Hedrich leitete die Diskussion mit den grundlegenden Aufgaben der Zentralbank ein. Was ist oberstes Ziel? Antwort der 4-köpfigen Zentralbank unseres Vortragsraums: Preisniveaustabilität kleiner oder gleich 2 %! Doch wie wird dieses Ziel zurzeit verfolgt und welche Rolle kommt der EZB in Zeiten der Euro-Krise tatsächlich zu? Um diese Thematik zu klären, musste im ersten Schritt der Begriff „Geld“ erklärt werden und gleich im Anschluss die Instrumente zu seiner Mengensteuerung. Damit der Begriff Inflation in unseren Köpfen mehr auszulösen vermochte als einen erhobenen Zeigefinger in Gedanken an die deutsche Inflation 1923 und später die Wirtschaftskrise 1929, und auch zum Begriff Deflation in Bezug gesetzt und eingeschätzt werden konnte, wurden beide Begriffe erläutert und Beispiele gegeben. Als Hilfsmittel spannte Herr Dr. Hedrich eine Wäscheleine quer durch Raum, die er zwischenzeitlich mit Blättern zu „Maßnahmen und Wirkungen der Zentralbank“ bestückte, die die Aufgaben und zu regulierende Werte der europäischen Geldpolitik enthielten. Und als es schließlich die Frage zu klären galt, was denn die EZB aktuell tatsächlich mit ihrer Geldpolitik bei den Unternehmen und Konsumenten aktiv ausrichten kann waren wir unschlüssig. Hedrich nahm die Wäscheleine in die Hand und spannte sie. Die Zinsen erhöhen, das könne die EZB, oder beim Senken der Leine korrespondierend die Zinsen senken. Das sei aber schon alles, was die EZB zurzeit tun könne: indirekt bremsen (höhere Kreditzinsen reduzieren die Geldschöpfung der Banken und bremsen Investitionen und Konsum) oder anheben (expansive Geldpolitik wie zurzeit, um den Wirtschaftsmotor und die Konjunktur anzukurbeln). Kurz: Der EZB werde eine Rolle zugeschrieben, die außerhalb ihrer Reichweite liege, so Hedrich. „Anschieben“ aber könne man mit einem Seil nicht, Bremsen etwas besser.

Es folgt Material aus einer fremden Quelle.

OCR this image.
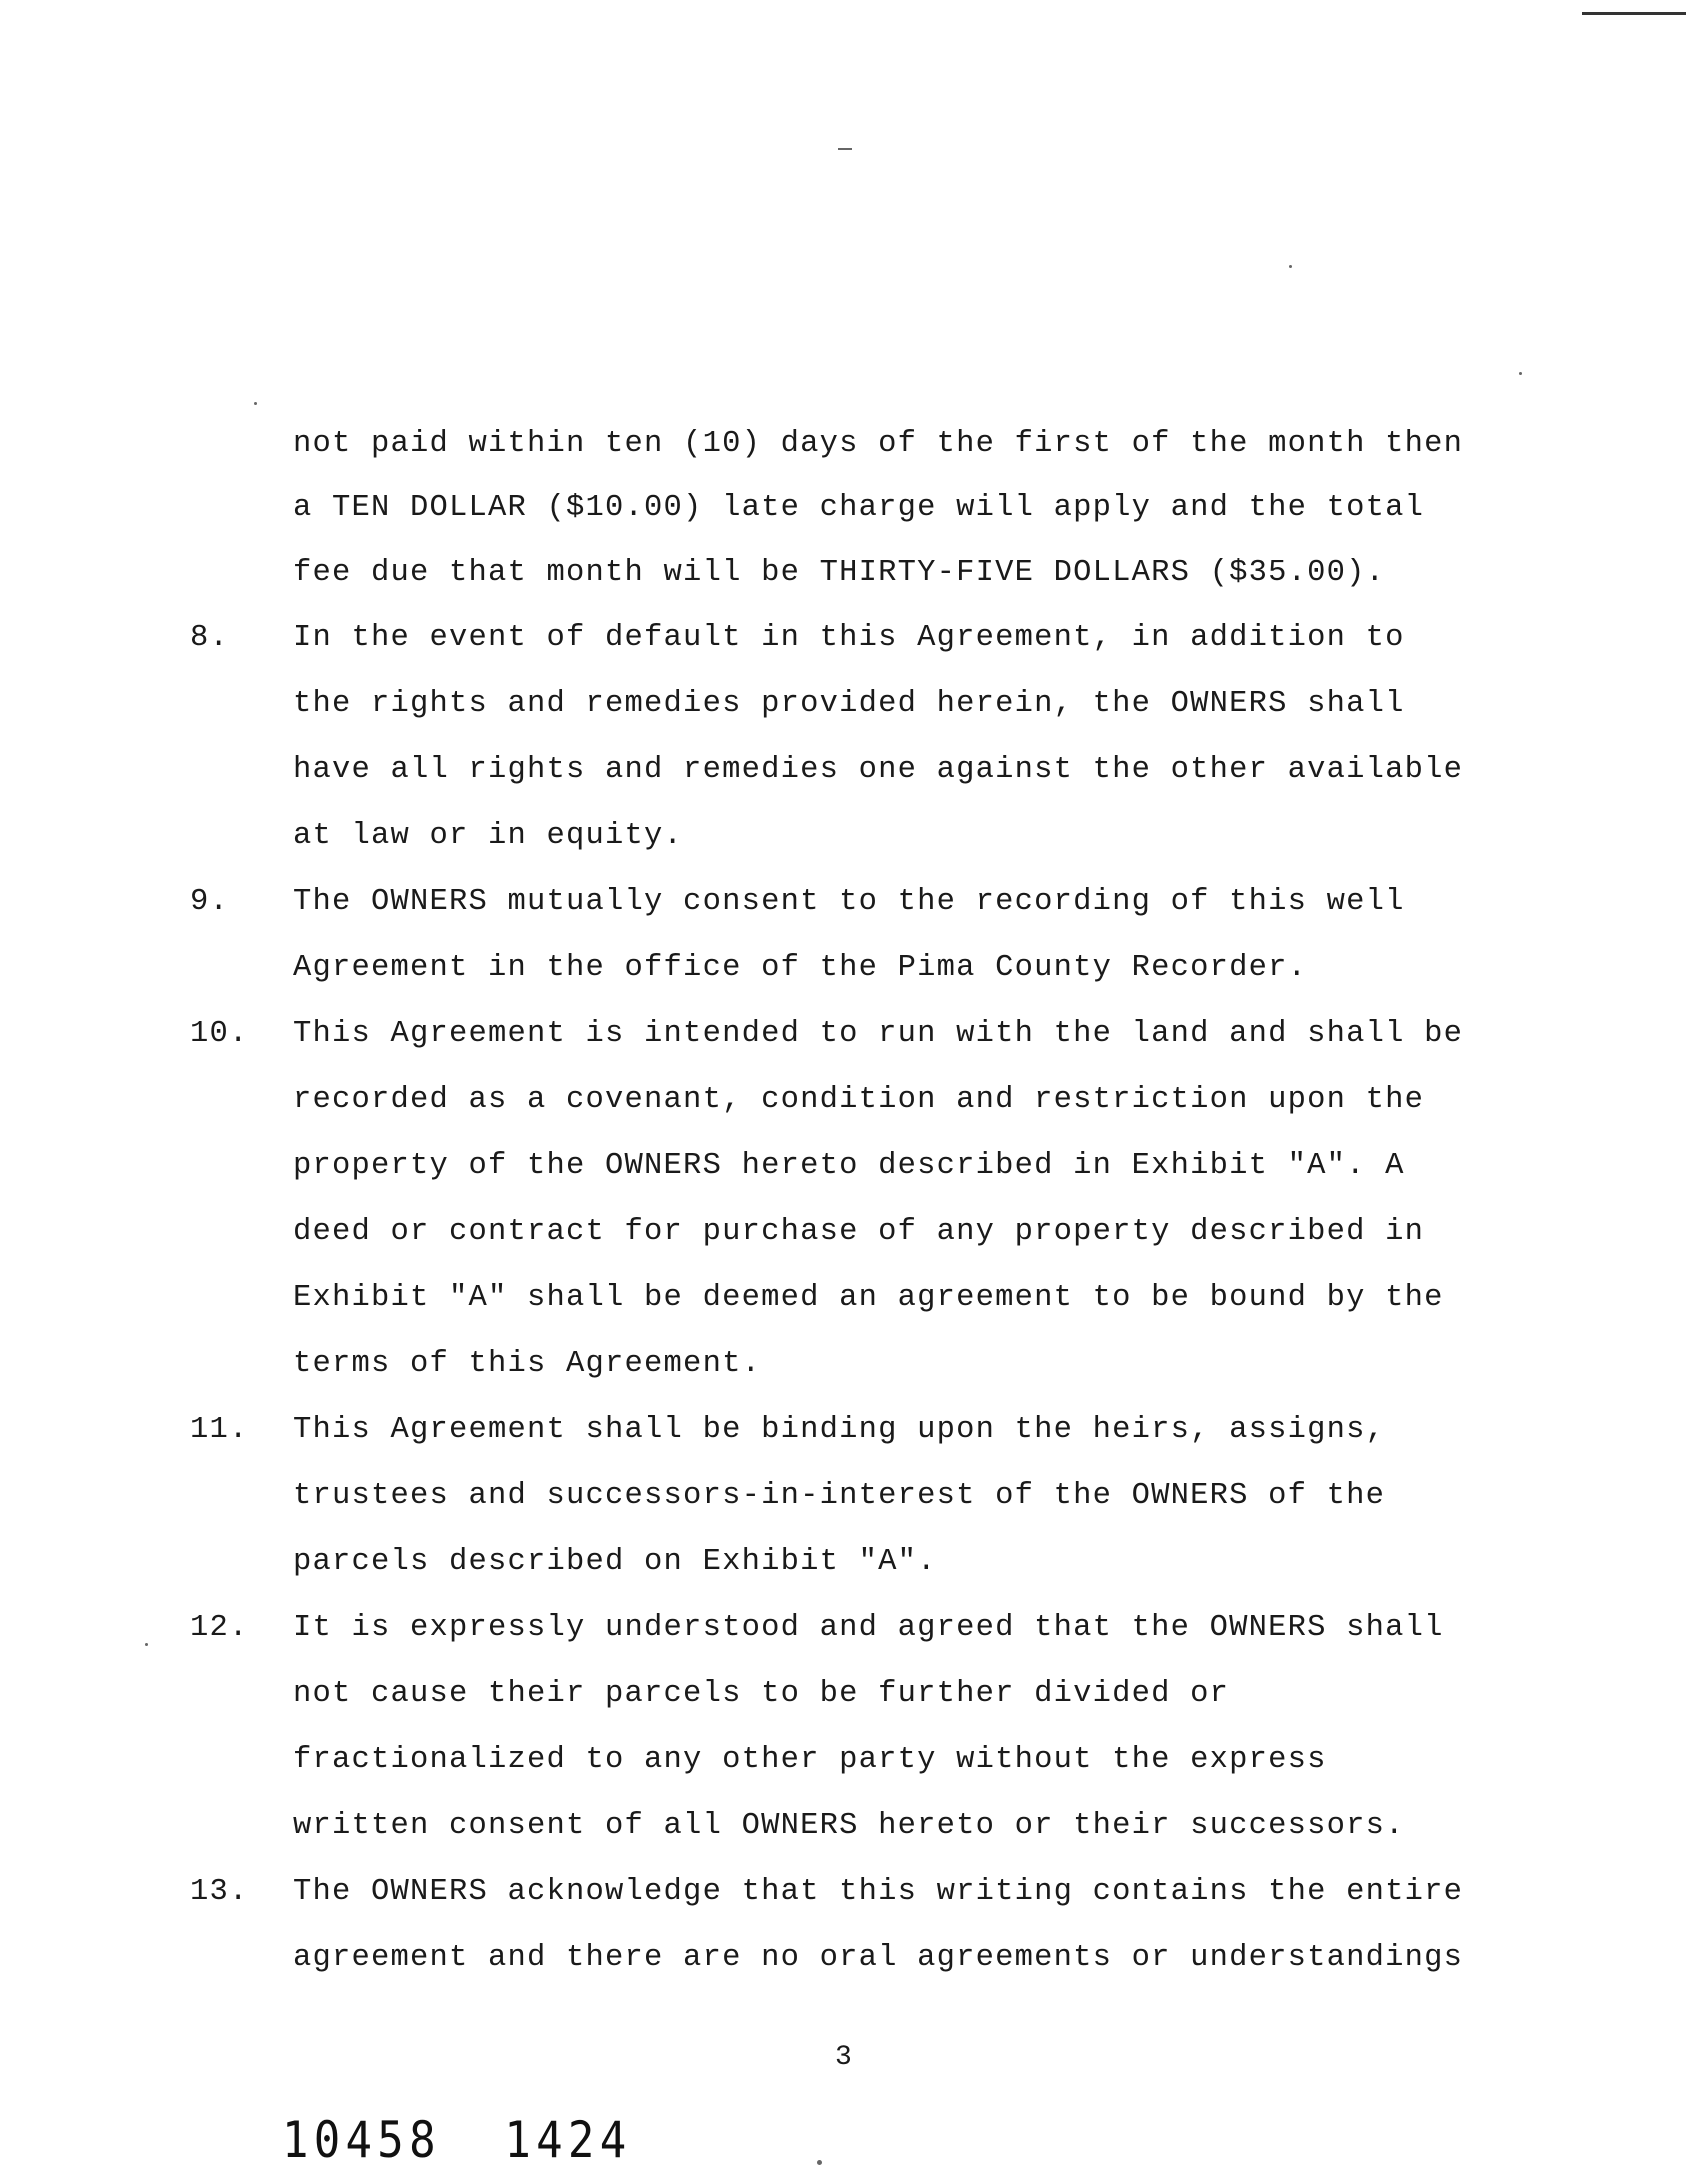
not paid within ten (10) days of the first of the month then
a TEN DOLLAR ($10.00) late charge will apply and the total
fee due that month will be THIRTY-FIVE DOLLARS ($35.00).
8. In the event of default in this Agreement, in addition to
the rights and remedies provided herein, the OWNERS shall
have all rights and remedies one against the other available
at law or in equity.
9. The OWNERS mutually consent to the recording of this well
Agreement in the office of the Pima County Recorder.
10. This Agreement is intended to run with the land and shall be
recorded as a covenant, condition and restriction upon the
property of the OWNERS hereto described in Exhibit "A". A
deed or contract for purchase of any property described in
Exhibit "A" shall be deemed an agreement to be bound by the
terms of this Agreement.
11. This Agreement shall be binding upon the heirs, assigns,
trustees and successors-in-interest of the OWNERS of the
parcels described on Exhibit "A".
12. It is expressly understood and agreed that the OWNERS shall
not cause their parcels to be further divided or
fractionalized to any other party without the express
written consent of all OWNERS hereto or their successors.
13. The OWNERS acknowledge that this writing contains the entire
agreement and there are no oral agreements or understandings
3
10458  1424
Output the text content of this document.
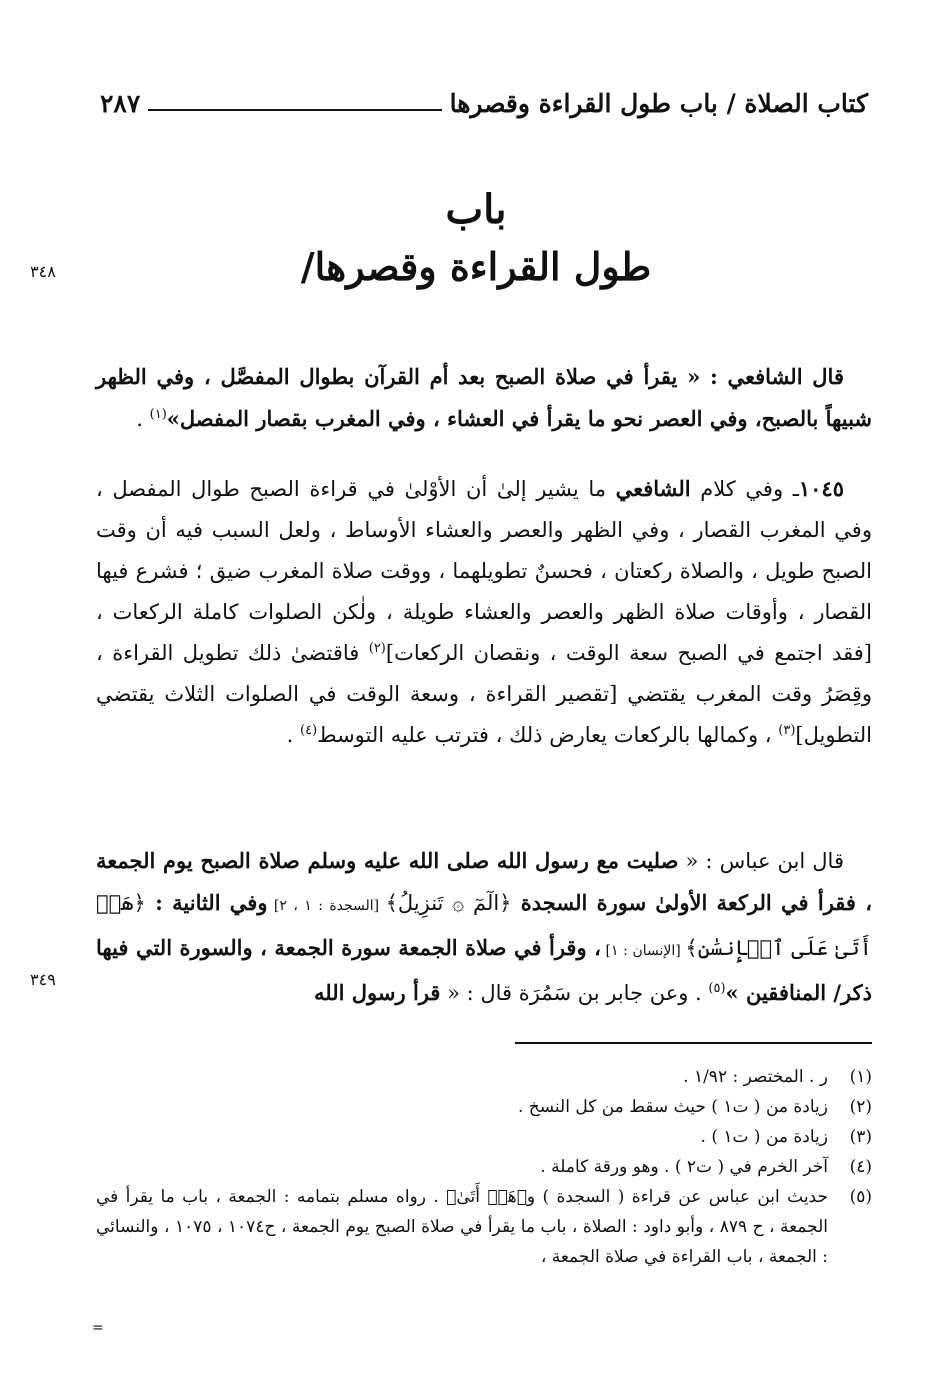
كتاب الصلاة / باب طول القراءة وقصرها
٢٨٧
باب
طول القراءة وقصرها/
٣٤٨
٣٤٩

قال الشافعي : « يقرأ في صلاة الصبح بعد أم القرآن بطوال المفصَّل ، وفي الظهر شبيهاً بالصبح، وفي العصر نحو ما يقرأ في العشاء ، وفي المغرب بقصار المفصل»$^{(١)}$ .

١٠٤٥ـ وفي كلام الشافعي ما يشير إلىٰ أن الأوْلىٰ في قراءة الصبح طوال المفصل ، وفي المغرب القصار ، وفي الظهر والعصر والعشاء الأوساط ، ولعل السبب فيه أن وقت الصبح طويل ، والصلاة ركعتان ، فحسنٌ تطويلهما ، ووقت صلاة المغرب ضيق ؛ فشرع فيها القصار ، وأوقات صلاة الظهر والعصر والعشاء طويلة ، ولٰكن الصلوات كاملة الركعات ، [فقد اجتمع في الصبح سعة الوقت ، ونقصان الركعات]$^{(٢)}$ فاقتضىٰ ذلك تطويل القراءة ، وقِصَرُ وقت المغرب يقتضي [تقصير القراءة ، وسعة الوقت في الصلوات الثلاث يقتضي التطويل]$^{(٣)}$ ، وكمالها بالركعات يعارض ذلك ، فترتب عليه التوسط$^{(٤)}$ .

قال ابن عباس : « صليت مع رسول الله صلى الله عليه وسلم صلاة الصبح يوم الجمعة ، فقرأ في الركعة الأولىٰ سورة السجدة ﴿الٓمٓ ۞ تَنزِيلُ﴾ [السجدة : ١ ، ٢] وفي الثانية : ﴿هَلۡ أَتَىٰ عَلَى ٱلۡإِنسَٰنِ﴾ [الإنسان : ١] ، وقرأ في صلاة الجمعة سورة الجمعة ، والسورة التي فيها ذكر/ المنافقين »$^{(٥)}$ . وعن جابر بن سَمُرَة قال : « قرأ رسول الله

(١)
ر . المختصر : ١/٩٢ .
(٢)
زيادة من ( ت١ ) حيث سقط من كل النسخ .
(٣)
زيادة من ( ت١ ) .
(٤)
آخر الخرم في ( ت٢ ) . وهو ورقة كاملة .
(٥)
حديث ابن عباس عن قراءة ( السجدة ) و﴿هَلۡ أَتَىٰ﴾ . رواه مسلم بتمامه : الجمعة ، باب ما يقرأ في الجمعة ، ح ٨٧٩ ، وأبو داود : الصلاة ، باب ما يقرأ في صلاة الصبح يوم الجمعة ، ح١٠٧٤ ، ١٠٧٥ ، والنسائي : الجمعة ، باب القراءة في صلاة الجمعة ،
=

Was in der Macht der EZB liegt, wurde anhand des Rollenspiels klar verdeutlicht und bei jedem Schritt auch die einzelnen Akteure der Wirtschaft wie Unternehmen, Staat oder private Haushalte nach ihrer Reaktion gefragt. Eigentlich schade, dass ein derartiges interaktiv-kooperatives „Zusammenspiel“ der Wirtschaft und der Geldpolitik in der Realität nicht stattfindet.